First ask each employee to describe their job duties. Ask them to list everything they are responsible for, and whether or not they share those specific duties with other employees. Then ask each employee to verbally walk you step by step through the tasks they engage in on a daily, weekly, and monthly basis in essence, the process they follow to complete their job duties. Pay special attention to processes that are linked to problem areas that were revealed during the audit phase of your reimbursement review. Take detailed notes as you listen; you will need them later.

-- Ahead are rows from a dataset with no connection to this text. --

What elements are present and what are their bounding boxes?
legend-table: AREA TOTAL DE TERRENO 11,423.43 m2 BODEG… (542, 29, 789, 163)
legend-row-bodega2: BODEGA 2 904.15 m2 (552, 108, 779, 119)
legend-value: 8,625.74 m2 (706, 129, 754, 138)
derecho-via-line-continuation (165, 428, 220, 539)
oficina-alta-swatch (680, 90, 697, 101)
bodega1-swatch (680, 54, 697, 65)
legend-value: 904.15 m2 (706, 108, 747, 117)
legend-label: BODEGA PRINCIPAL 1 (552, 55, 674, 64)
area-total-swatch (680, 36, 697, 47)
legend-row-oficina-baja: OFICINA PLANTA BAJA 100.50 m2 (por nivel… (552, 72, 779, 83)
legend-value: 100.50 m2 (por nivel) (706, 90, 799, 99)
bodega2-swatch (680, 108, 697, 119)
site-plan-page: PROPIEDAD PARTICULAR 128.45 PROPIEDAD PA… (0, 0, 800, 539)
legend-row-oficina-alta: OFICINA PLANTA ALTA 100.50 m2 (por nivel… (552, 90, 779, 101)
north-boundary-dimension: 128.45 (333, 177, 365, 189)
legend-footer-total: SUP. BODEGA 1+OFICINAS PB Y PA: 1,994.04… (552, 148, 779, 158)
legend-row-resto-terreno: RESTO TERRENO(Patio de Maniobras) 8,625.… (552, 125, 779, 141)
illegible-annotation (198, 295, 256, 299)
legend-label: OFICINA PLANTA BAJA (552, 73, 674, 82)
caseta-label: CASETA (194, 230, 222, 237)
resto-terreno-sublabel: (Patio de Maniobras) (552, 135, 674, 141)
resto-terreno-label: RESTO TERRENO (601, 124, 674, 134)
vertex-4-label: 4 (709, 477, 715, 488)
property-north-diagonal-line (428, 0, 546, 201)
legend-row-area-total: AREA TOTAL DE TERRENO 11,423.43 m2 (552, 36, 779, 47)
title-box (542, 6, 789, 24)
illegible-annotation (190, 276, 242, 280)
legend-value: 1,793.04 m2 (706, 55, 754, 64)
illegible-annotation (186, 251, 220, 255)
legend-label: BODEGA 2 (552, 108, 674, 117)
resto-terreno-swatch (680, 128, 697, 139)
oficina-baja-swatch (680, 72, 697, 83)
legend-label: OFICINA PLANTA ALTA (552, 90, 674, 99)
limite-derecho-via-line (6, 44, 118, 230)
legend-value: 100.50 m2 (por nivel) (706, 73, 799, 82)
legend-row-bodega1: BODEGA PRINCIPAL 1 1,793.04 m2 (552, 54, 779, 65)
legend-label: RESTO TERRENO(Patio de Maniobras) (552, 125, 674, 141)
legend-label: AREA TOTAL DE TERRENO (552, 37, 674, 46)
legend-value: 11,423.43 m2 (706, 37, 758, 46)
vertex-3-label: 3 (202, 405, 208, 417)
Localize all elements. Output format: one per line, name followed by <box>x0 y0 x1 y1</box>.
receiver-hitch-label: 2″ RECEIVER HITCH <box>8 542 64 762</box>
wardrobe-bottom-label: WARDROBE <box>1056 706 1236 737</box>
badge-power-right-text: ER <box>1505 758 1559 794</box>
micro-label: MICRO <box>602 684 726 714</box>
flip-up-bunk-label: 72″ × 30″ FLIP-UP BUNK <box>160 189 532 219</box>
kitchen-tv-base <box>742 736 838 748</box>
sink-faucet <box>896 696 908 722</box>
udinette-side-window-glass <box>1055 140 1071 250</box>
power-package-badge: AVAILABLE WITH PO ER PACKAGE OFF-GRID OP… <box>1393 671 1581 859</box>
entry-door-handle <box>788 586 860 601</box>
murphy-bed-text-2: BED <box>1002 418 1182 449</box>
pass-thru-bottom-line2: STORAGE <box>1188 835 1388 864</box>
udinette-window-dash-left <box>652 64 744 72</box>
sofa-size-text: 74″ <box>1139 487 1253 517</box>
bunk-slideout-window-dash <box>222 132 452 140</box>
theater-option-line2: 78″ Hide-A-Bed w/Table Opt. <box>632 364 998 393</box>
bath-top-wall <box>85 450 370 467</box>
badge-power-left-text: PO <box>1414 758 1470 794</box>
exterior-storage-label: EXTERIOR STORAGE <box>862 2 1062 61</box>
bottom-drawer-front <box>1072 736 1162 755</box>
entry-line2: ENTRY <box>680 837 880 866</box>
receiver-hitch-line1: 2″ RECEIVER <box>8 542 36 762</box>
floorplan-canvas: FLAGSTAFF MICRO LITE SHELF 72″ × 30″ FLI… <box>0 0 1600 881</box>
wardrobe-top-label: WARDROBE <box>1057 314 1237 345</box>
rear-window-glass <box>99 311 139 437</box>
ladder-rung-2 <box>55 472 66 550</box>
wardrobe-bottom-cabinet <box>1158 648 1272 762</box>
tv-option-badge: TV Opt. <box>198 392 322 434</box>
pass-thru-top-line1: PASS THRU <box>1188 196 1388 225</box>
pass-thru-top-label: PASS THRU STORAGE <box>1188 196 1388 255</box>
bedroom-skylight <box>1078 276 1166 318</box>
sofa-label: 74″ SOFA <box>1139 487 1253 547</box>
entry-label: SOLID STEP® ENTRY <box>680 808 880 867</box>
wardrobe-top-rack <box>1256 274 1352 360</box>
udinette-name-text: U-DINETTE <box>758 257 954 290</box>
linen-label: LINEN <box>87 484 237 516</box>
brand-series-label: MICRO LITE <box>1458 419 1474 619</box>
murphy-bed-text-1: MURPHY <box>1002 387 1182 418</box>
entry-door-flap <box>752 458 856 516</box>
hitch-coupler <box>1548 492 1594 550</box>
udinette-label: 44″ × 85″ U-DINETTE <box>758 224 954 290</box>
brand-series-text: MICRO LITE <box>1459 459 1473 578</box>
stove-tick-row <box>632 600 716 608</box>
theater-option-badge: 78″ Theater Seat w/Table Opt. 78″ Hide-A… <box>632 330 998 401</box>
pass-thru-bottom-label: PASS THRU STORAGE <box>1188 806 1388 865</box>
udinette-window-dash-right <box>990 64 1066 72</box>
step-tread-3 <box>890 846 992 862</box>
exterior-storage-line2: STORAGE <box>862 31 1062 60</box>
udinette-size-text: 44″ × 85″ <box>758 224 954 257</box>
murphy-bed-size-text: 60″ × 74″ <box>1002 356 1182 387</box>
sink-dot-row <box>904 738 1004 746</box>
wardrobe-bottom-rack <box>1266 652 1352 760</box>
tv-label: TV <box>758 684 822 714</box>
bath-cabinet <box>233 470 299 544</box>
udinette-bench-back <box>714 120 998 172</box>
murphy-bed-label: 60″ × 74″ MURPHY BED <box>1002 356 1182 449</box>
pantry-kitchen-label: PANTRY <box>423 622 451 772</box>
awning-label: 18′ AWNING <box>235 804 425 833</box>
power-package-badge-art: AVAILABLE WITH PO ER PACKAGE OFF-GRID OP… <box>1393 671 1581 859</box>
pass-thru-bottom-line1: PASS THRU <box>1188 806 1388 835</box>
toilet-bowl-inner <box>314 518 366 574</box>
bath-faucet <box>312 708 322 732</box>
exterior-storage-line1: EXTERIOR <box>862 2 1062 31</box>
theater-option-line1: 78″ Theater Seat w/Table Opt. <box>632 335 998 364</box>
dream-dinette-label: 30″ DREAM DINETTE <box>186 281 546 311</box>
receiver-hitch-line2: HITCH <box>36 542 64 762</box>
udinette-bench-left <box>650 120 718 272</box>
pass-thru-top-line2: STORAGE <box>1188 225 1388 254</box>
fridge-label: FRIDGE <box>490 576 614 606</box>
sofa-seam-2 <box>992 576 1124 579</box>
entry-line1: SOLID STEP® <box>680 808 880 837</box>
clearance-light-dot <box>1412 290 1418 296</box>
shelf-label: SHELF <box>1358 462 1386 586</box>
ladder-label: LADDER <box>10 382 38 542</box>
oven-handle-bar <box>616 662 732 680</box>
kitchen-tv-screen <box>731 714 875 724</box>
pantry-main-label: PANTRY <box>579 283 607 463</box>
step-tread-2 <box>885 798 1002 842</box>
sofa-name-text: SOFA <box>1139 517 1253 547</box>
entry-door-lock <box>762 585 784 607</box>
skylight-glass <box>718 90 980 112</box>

Now review the actual job descriptions of each employee you interviewed (you do have written job descriptions for each of your employee's don't you?). Compare them to the list of job duties you created as you listen to each employee describe their role. Are there any glaring gaps where it appears that no one seems to own a key task, for instance insurance verification or CMN tracking? If they correspond to any of the deficits on the audit make a note of them. Are there tasks that seem to be everyone's responsibility? Are they being neglected according to your audit? Sometimes "everyone's responsibility" translates into "no one's responsibility" when everyone assumes that someone else will complete the task.

You can solve problems like these by making sure all of your employees have written job descriptions; that key tasks are assigned to one employee who has primary responsibility for completion of the task; and that knowledge deficits that may discourage employees from owning certain tasks are addressed by providing the training and resources necessary to complete the job.

While it is always important to have your staff all on the same page, working like a well-oiled machine, the most common cause of inefficiencies in reimbursement departments are processes that have not kept pace with the company's growth. It's easy to see that processes that may have worked when the company was generating $1 million in revenue a year, may not function well when revenue growth has pushed that figure to $3 million.

Take a bird's eye view of the process, from order intake to cash posting, by using the information you learned through interviews with employees to create a flow sheet of the actual process. Again, pay close attention to the specific areas of vulnerability that you identified during the audit. How do your company's processes vary from the best practices you have heard about in countless seminars and in articles? Which processes involve too many complicated steps and could potentially be made more efficient? Are there critical steps in the process that are missing altogether? Where is documentation bogging down and why? Make a plan to address any problems with the process that you may have uncovered.

An audit and process review of your billing area may sound like a Herculean task, but it can actually be accomplished in less than a week by a person with a high level of expertise in HME reimbursement. It's true that making the changes needed to truly gain a fresh start in your billing department may take a little longer, but the rewards will make all your efforts worthwhile.